12. ASSIGNMENT; CHANGE OF CONTROL

You shall not assign any of your rights or obligations under this Agreement, in whole or in part, without the Company’s written consent. The Company may at any time assign, in whole or in part, its rights or obligations under this Agreement without the consent of and without prior notification to You.

13. MODIFICATIONS

The Company reserves the right, at its sole discretion, to modify this Agreement, at any time and without prior notice. If the Company modifies this Agreement we will post the modification on our website. By continuing to access or use the website after we have posted a modification or have provided you with notice of a modification, you are indicating that you agree to be bound by the modified Agreement.
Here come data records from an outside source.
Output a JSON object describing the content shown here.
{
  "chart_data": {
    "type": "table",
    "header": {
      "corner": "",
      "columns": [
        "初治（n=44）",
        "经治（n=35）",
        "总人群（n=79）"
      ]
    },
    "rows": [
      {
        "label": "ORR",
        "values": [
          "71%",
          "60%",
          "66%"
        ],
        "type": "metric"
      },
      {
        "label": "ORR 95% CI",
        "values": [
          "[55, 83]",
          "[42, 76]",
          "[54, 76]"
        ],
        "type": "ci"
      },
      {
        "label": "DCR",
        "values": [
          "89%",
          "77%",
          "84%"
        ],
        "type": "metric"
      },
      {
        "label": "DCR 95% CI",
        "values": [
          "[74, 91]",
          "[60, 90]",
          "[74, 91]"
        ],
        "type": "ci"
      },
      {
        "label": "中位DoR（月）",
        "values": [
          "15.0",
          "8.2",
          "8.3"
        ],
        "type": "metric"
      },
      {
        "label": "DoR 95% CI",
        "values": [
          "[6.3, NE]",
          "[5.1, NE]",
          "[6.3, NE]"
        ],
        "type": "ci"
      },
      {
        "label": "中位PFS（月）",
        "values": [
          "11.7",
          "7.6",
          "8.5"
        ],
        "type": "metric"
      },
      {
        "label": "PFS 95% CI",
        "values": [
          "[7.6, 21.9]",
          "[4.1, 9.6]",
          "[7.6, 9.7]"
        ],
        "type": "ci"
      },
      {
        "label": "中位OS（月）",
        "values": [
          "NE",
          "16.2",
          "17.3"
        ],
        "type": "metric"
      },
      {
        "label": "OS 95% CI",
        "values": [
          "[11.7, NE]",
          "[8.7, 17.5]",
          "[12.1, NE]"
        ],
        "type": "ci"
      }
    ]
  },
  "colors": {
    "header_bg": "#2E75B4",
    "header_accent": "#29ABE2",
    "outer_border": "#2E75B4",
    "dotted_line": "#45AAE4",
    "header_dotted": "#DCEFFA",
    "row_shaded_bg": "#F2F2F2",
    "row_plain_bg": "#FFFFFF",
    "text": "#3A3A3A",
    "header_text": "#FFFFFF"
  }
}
If the modified Agreement is not acceptable to you, your only recourse is to cease using the website, and any related services pursuant to the terms of this Agreement.

14. NOTICES

Any notice or other communication to be given hereunder will be in writing and will be (as elected by the party giving such notice): (i) personally delivered; or (ii) sent by prepaid overnight delivery services such as FedEx or USPS Express Mail, with delivery confirmation and/or return receipt; a courtesy copy shall also be sent by email or facsimile. Unless otherwise provided herein, all notices will be deemed to have been duly given on the date of receipt (or if delivery is refused, the date of such refusal) if delivered personally. Either party may change its address for purposes hereof on not less than three (3) business days prior notice to the other party.

15. FORCE MAJEURE

Any delay in or failure of performance by either party under this Agreement will not be considered a breach of this Agreement and will be excused to the extent caused by any occurrence beyond the reasonable control of such party including, but not limited to, acts of God, power outages and governmental restrictions.
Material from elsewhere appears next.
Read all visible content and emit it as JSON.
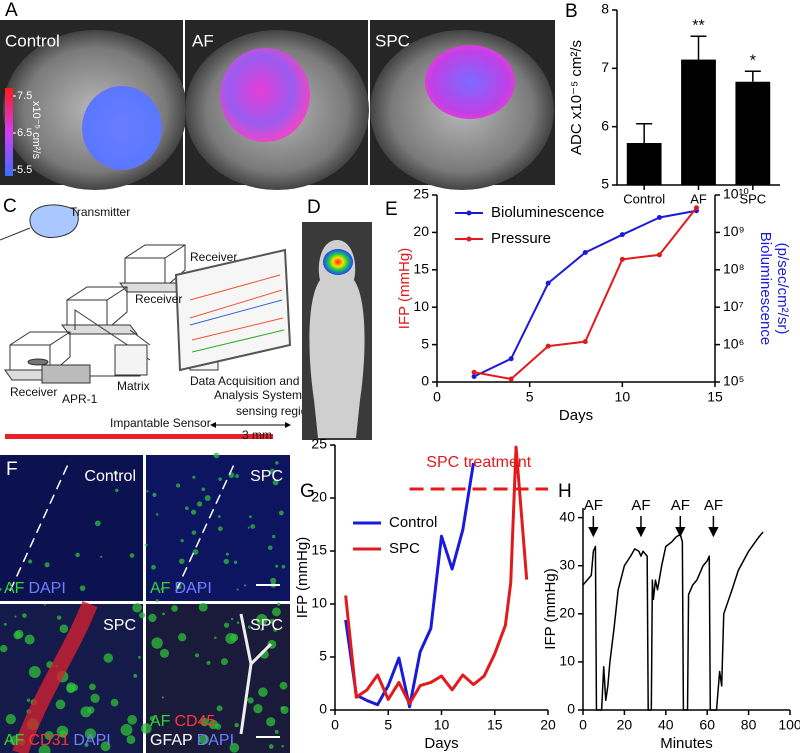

16. SEVERABILITY AND WAIVER

If any of the provisions of this Agreement are held to be unenforceable by a court or arbitrator, the remaining portions of the Agreement will remain in full force and effect. Failure of either Party to require strict performance by the other party of any provision shall not affect the Party’s right to require strict performance thereafter. Waiver by either Party of a breach of any provision shall not waive either the provision itself or any subsequent breach.

17. ENTIRE AGREEMENT

This Agreement is the complete and exclusive agreement between the parties with respect to the subject matter hereof, superseding and terminating all previous communications, representations or Agreements, whether written or oral between the parties relating to the services provided hereunder.
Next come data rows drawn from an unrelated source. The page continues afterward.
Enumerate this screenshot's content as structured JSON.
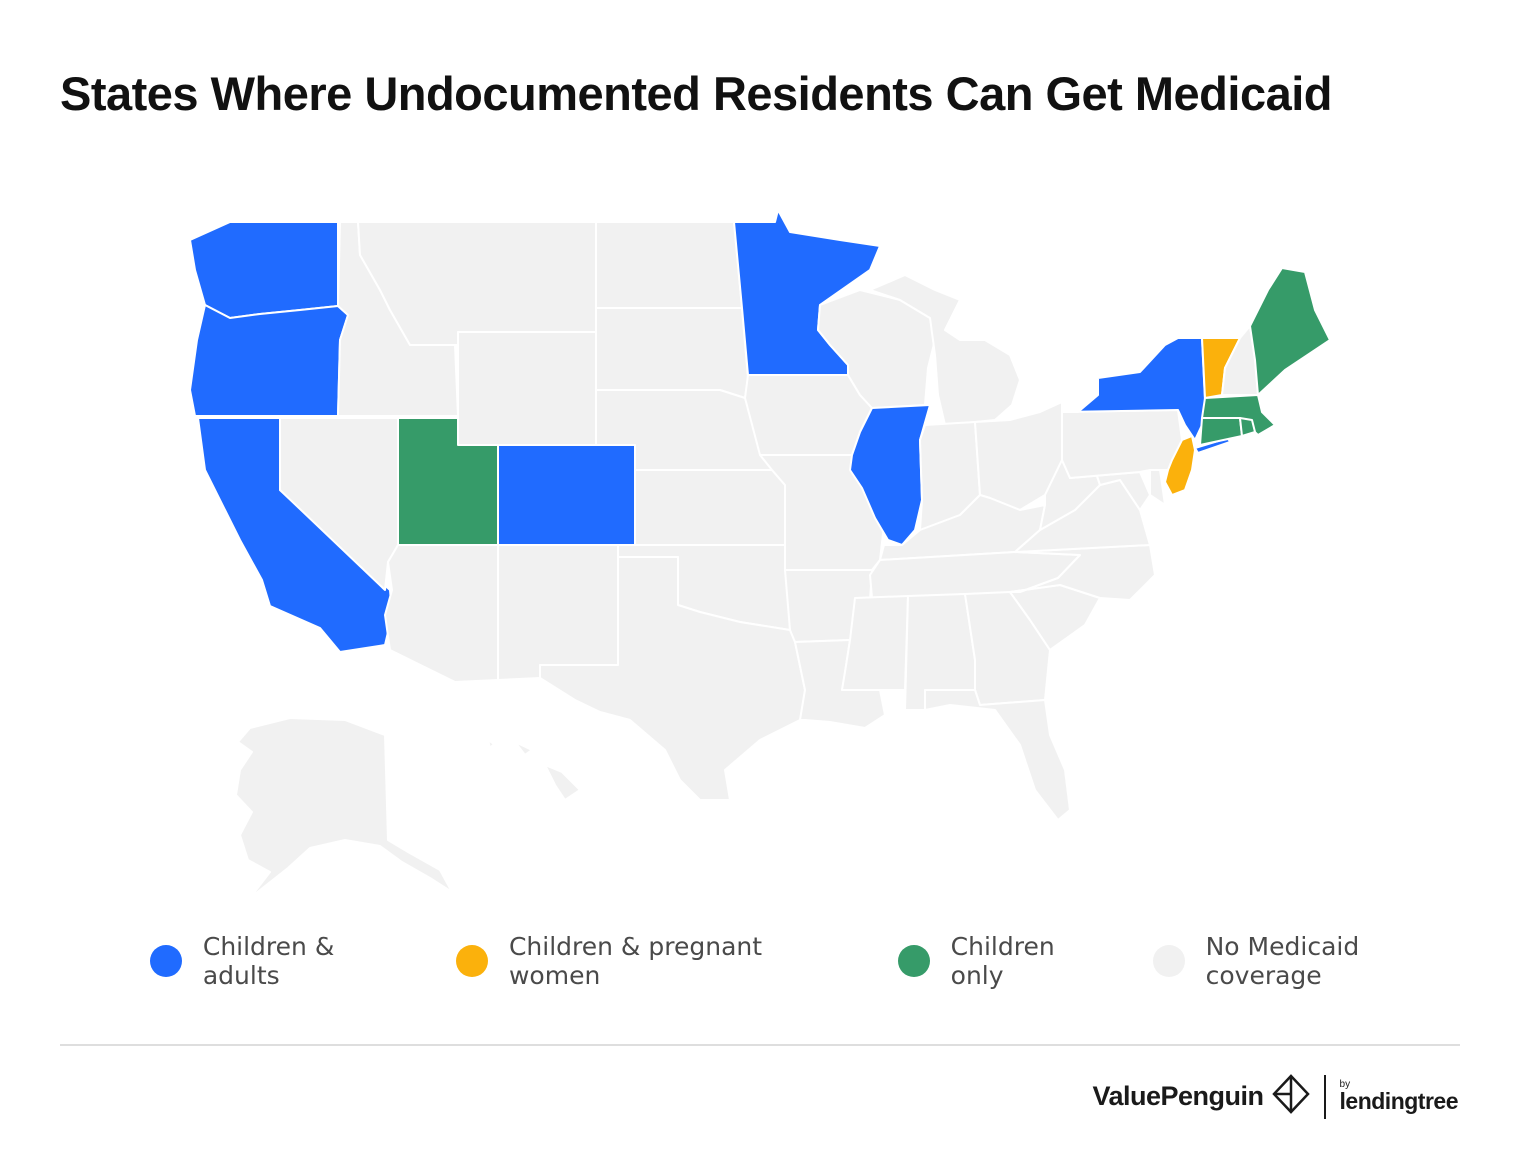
{
  "title": "States Where Undocumented Residents Can Get Medicaid",
  "colors": {
    "children_adults": "#206bff",
    "children_pregnant": "#fbb10c",
    "children_only": "#369b69",
    "none": "#f1f1f1"
  },
  "legend": [
    {
      "label": "Children & adults",
      "color": "#206bff"
    },
    {
      "label": "Children & pregnant women",
      "color": "#fbb10c"
    },
    {
      "label": "Children only",
      "color": "#369b69"
    },
    {
      "label": "No Medicaid coverage",
      "color": "#f1f1f1"
    }
  ],
  "coverage": {
    "children_adults": [
      "WA",
      "OR",
      "CA",
      "CO",
      "MN",
      "IL",
      "NY"
    ],
    "children_pregnant": [
      "VT",
      "NJ"
    ],
    "children_only": [
      "UT",
      "ME",
      "MA",
      "CT",
      "RI"
    ]
  },
  "branding": {
    "brand": "ValuePenguin",
    "by": "by",
    "partner": "lendingtree"
  }
}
18. INDEPENDENT CONTRACTORS

The parties are independent contractors and not co-venturers. Neither party shall be deemed to be an employee, agent, or legal representative of the other party hereto for any purpose and neither party hereto shall have any right, power or authority to create any obligation or responsibility on behalf of the other party hereto nor shall this be deemed an exclusive or fiduciary relationship. This Agreement will not be construed to create or imply any partnership, agency or joint venture.